DONALD GRUSSING Owner cdrussin at centurylink.net
Tue Mar 26 10:05:53 CDT 2019


Cute story. Next time you want to catch a bird like that, find someone who has a lab that has experience hunting waterfowl. It will catch such a bird in no time at all, and will likely retreive it without injuring it. Probably your local conservation officer would be able to assist either in catching the bird or providing a name of a person who would assist. 

Don Grussing 
Minnetonka 


From: "mnbird" <mnbird at lists.mnbird.net> 
To: "mnbird" <Mnbird at lists.mnbird.net>, "Art" <bigwood at centurytel.net> 
Sent: Tuesday, March 26, 2019 9:42:45 AM 
Subject: Re: [Mnbird] Returning Friend 

Hi, everyone. I've never posted but have read these emails for many years. The "Returning Friend" post made me want to share my story. I hope it's not too long! We live on a creek that is kept open for most of the winter (it's part of the chain of lakes supplying the St Paul water utility), and we have Trumpeter Swans, Mallards, sometimes Wood Ducks, and geese. Last spring we had around 100 Pelicans that stopped for just one day. We also have a Bald Eagle nest, an Egret or two, and occasional Loons. 

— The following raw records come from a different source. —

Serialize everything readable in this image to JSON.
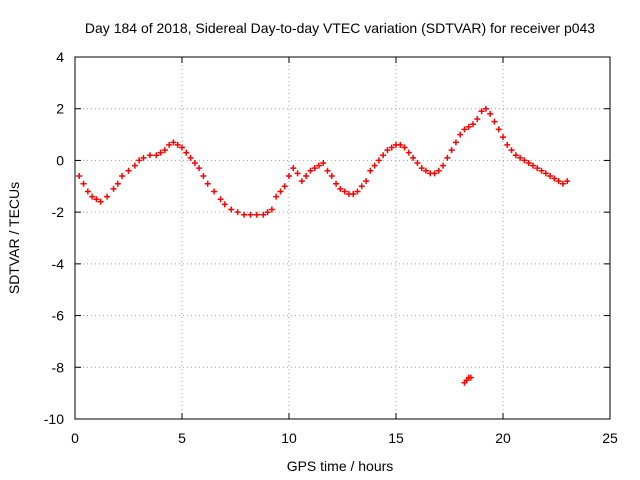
{
  "chart_data": {
    "type": "scatter",
    "title": "Day 184 of 2018, Sidereal Day-to-day VTEC variation (SDTVAR) for receiver p043",
    "xlabel": "GPS time / hours",
    "ylabel": "SDTVAR / TECUs",
    "xlim": [
      0,
      25
    ],
    "ylim": [
      -10,
      4
    ],
    "xticks": [
      "0",
      "5",
      "10",
      "15",
      "20",
      "25"
    ],
    "yticks": [
      "-10",
      "-8",
      "-6",
      "-4",
      "-2",
      "0",
      "2",
      "4"
    ],
    "grid": true,
    "marker": "+",
    "marker_color": "#ff0000",
    "series": [
      {
        "name": "SDTVAR",
        "x": [
          0.2,
          0.4,
          0.6,
          0.8,
          1.0,
          1.2,
          1.5,
          1.8,
          2.0,
          2.2,
          2.5,
          2.8,
          3.0,
          3.2,
          3.5,
          3.8,
          4.0,
          4.2,
          4.4,
          4.6,
          4.8,
          5.0,
          5.2,
          5.4,
          5.6,
          5.8,
          6.0,
          6.2,
          6.5,
          6.8,
          7.0,
          7.3,
          7.6,
          7.9,
          8.2,
          8.5,
          8.8,
          9.0,
          9.2,
          9.4,
          9.6,
          9.8,
          10.0,
          10.2,
          10.4,
          10.6,
          10.8,
          11.0,
          11.2,
          11.4,
          11.6,
          11.8,
          12.0,
          12.2,
          12.4,
          12.6,
          12.8,
          13.0,
          13.2,
          13.4,
          13.6,
          13.8,
          14.0,
          14.2,
          14.4,
          14.6,
          14.8,
          15.0,
          15.2,
          15.4,
          15.6,
          15.8,
          16.0,
          16.2,
          16.4,
          16.6,
          16.8,
          17.0,
          17.2,
          17.4,
          17.6,
          17.8,
          18.0,
          18.2,
          18.4,
          18.6,
          18.8,
          19.0,
          19.2,
          19.4,
          19.6,
          19.8,
          20.0,
          20.2,
          20.4,
          20.6,
          20.8,
          21.0,
          21.2,
          21.4,
          21.6,
          21.8,
          22.0,
          22.2,
          22.4,
          22.6,
          22.8,
          23.0,
          18.2,
          18.3,
          18.4,
          18.5
        ],
        "y": [
          -0.6,
          -0.9,
          -1.2,
          -1.4,
          -1.5,
          -1.6,
          -1.4,
          -1.1,
          -0.9,
          -0.6,
          -0.4,
          -0.2,
          0.0,
          0.1,
          0.2,
          0.2,
          0.3,
          0.4,
          0.6,
          0.7,
          0.6,
          0.5,
          0.3,
          0.1,
          -0.1,
          -0.3,
          -0.6,
          -0.9,
          -1.2,
          -1.5,
          -1.7,
          -1.9,
          -2.0,
          -2.1,
          -2.1,
          -2.1,
          -2.1,
          -2.0,
          -1.9,
          -1.4,
          -1.2,
          -1.0,
          -0.6,
          -0.3,
          -0.5,
          -0.8,
          -0.6,
          -0.4,
          -0.3,
          -0.2,
          -0.1,
          -0.4,
          -0.6,
          -0.9,
          -1.1,
          -1.2,
          -1.3,
          -1.3,
          -1.2,
          -1.0,
          -0.8,
          -0.4,
          -0.2,
          0.0,
          0.2,
          0.4,
          0.5,
          0.6,
          0.6,
          0.5,
          0.3,
          0.1,
          -0.1,
          -0.3,
          -0.4,
          -0.5,
          -0.5,
          -0.4,
          -0.2,
          0.1,
          0.4,
          0.7,
          1.0,
          1.2,
          1.3,
          1.4,
          1.6,
          1.9,
          2.0,
          1.8,
          1.5,
          1.2,
          0.9,
          0.6,
          0.4,
          0.2,
          0.1,
          0.0,
          -0.1,
          -0.2,
          -0.3,
          -0.4,
          -0.5,
          -0.6,
          -0.7,
          -0.8,
          -0.9,
          -0.8,
          -8.6,
          -8.5,
          -8.4,
          -8.4
        ]
      }
    ]
  }
}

Last summer, a Canadian Goose showed up with a broken wing. The lower half of her (I think it's a female) right wing dangled. I tried a few times to catch her so we could bring her to the Wildlife Rehab Center, but no luck. She seemed just fine -- except she couldn't fly. We feed the birds in the winter, and I made sure that the goose got enough food. She was the lone goose this winter amongst the many Mallards. When the Polar Vortex came, however, the creek finally froze, and our goose started accumulating ice on her broken wing. By day two the chunk was the size of a basketball and she could barely walk, yet we still couldn't capture her. I kept feeding her and checking on her, but she was clearly miserable. On day three when I checked on her, I heard much alarmed squawking and found her facing down an eagle that was standing about two feet away and watching her. T he ice chunk had melted enough to then refreeze into the side of the creek bank - with her along with it. She had been trying to pull her wing loose all night, and there was a lot of blood. The eagle took off as I appeared, and the goose was frantic. It was still terribly cold, and the creek was partially open at this point, so the whole situation was precarious. I grabbed our ice chopper with the plan to chop her out of the ice, but I realized that it would be better to free her from her damaged wing so she wouldn't freeze up again. Thankfully, a well-placed chop did the trick, I was able to cut off the mangled part of her wing, and she was free. She bled a little bit over night, and then the creek thawed. She went away for two days, and I was just sick thinking that my "surgery" had killed her - but then she showed up, energetic and hungry. Within a week a male goose showed up, and the two have been happily floating in the creek ever since! 

From: Mnbird <mnbird-bounces at lists.mnbird.net> on behalf of Art via Mnbird <mnbird at lists.mnbird.net> 
Sent: Tuesday, March 26, 2019 8:33 AM 
To: Mnbird post 
Subject: Re: [Mnbird] Returning Friend 
Nice to hear about you friend. 
We need all the friends we can get espically wildlife friends 
The way things are going I wonder if, in a hundred years, kids will have to lookup in a book to see what a Robin looked like. 
-- 
> Hello all. Last year I had a robin that was a frequent visitor here. 
> What made it distinctive was that it had some kind of growth (tumor?) on 
> the back of its neck. I assumed it was going to end up dying from 
> something related to the growth, but it stayed most of the summer. The 
> growth then was almost always bare. Tonight I saw my robin again, and 
> it is apparently doing very well. The growth is covered in feathers at 
> this point, but still very obvious. Hooray survival!